I want to thank Times Argus Editor Steve Pappas for writing “Food for thought,” an editorial published in the May 15 edition of this newspaper. Pappas discussed hunger in Vermont and the nation — especially as it affects our youth.
I’m also writing to highlight Community Harvest of Central Vermont, a group that is working to combat hunger in our region. This grass-roots nonprofit works with local farmers to glean, store and deliver fresh fruits and vegetables. There is a lot of food waste in agriculture, even when the food is grown locally: A 2016 study showed that 14.3 million pounds of vegetables and berries grown on Vermont farms go uneaten each year, with about 1 million pounds of that grown here in Washington County alone.

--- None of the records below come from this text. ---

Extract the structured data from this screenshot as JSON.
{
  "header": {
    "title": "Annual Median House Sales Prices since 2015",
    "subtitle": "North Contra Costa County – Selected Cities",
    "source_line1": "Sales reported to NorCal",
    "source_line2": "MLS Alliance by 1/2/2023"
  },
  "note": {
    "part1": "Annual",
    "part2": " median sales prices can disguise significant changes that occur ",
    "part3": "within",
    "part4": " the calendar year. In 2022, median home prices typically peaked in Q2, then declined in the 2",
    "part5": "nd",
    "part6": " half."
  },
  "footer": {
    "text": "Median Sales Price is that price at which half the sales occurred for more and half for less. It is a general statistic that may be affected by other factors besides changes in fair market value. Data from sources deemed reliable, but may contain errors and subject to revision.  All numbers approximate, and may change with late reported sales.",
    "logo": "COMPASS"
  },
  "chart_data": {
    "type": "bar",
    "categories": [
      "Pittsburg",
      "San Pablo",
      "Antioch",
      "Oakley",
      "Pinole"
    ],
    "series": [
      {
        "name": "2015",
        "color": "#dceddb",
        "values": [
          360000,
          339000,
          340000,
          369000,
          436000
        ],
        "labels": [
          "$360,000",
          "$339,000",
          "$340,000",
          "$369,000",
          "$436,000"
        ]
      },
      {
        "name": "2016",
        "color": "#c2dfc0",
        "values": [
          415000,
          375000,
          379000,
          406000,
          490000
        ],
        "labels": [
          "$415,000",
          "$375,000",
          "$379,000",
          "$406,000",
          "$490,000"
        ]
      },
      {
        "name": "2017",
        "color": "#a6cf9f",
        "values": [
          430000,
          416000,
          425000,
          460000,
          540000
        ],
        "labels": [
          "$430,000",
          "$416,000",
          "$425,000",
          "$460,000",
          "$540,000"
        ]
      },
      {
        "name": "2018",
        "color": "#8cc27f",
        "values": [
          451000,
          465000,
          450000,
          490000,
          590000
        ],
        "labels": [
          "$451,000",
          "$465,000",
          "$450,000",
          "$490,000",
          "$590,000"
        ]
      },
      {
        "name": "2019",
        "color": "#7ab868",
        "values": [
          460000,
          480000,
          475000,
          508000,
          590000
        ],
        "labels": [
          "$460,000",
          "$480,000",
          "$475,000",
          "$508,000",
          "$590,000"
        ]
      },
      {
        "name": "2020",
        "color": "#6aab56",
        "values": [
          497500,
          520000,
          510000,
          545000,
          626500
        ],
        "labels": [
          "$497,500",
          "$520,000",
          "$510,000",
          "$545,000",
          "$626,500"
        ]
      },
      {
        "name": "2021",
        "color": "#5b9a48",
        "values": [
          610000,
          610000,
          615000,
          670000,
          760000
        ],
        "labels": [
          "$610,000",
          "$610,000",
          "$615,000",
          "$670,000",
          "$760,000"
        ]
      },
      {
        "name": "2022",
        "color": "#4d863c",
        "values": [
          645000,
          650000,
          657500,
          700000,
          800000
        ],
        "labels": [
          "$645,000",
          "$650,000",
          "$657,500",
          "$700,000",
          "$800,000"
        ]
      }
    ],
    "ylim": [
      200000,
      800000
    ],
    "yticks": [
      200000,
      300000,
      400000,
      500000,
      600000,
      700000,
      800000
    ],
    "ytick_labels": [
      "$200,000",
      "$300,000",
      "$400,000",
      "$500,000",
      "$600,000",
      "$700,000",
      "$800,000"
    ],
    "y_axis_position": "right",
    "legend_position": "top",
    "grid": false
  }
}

CHCV delivers what they gather to organizations that help food insecure individuals in our communities, including food shelves, senior meal programs, after-school and early childhood programs, schools with many free meal recipients, and community lunch programs. The Montpelier Food Pantry, for example, received more than 7,000 pounds of nutritious food from CHCV last year. Recipient partner sites receive this food on a weekly basis during the gleaning season. All of the gleaning is performed by volunteers, and a significant portion of CHCV’s funding is from local and regional foundations, businesses, and donations from groups and individuals.
I encourage you to get involved with CHCV or any other gleaning organization. It’s incredibly rewarding and fun to get your hands dirty.
Scott Hess is board president of Community Harvest of Central Vermont. He lives in East Montpelier.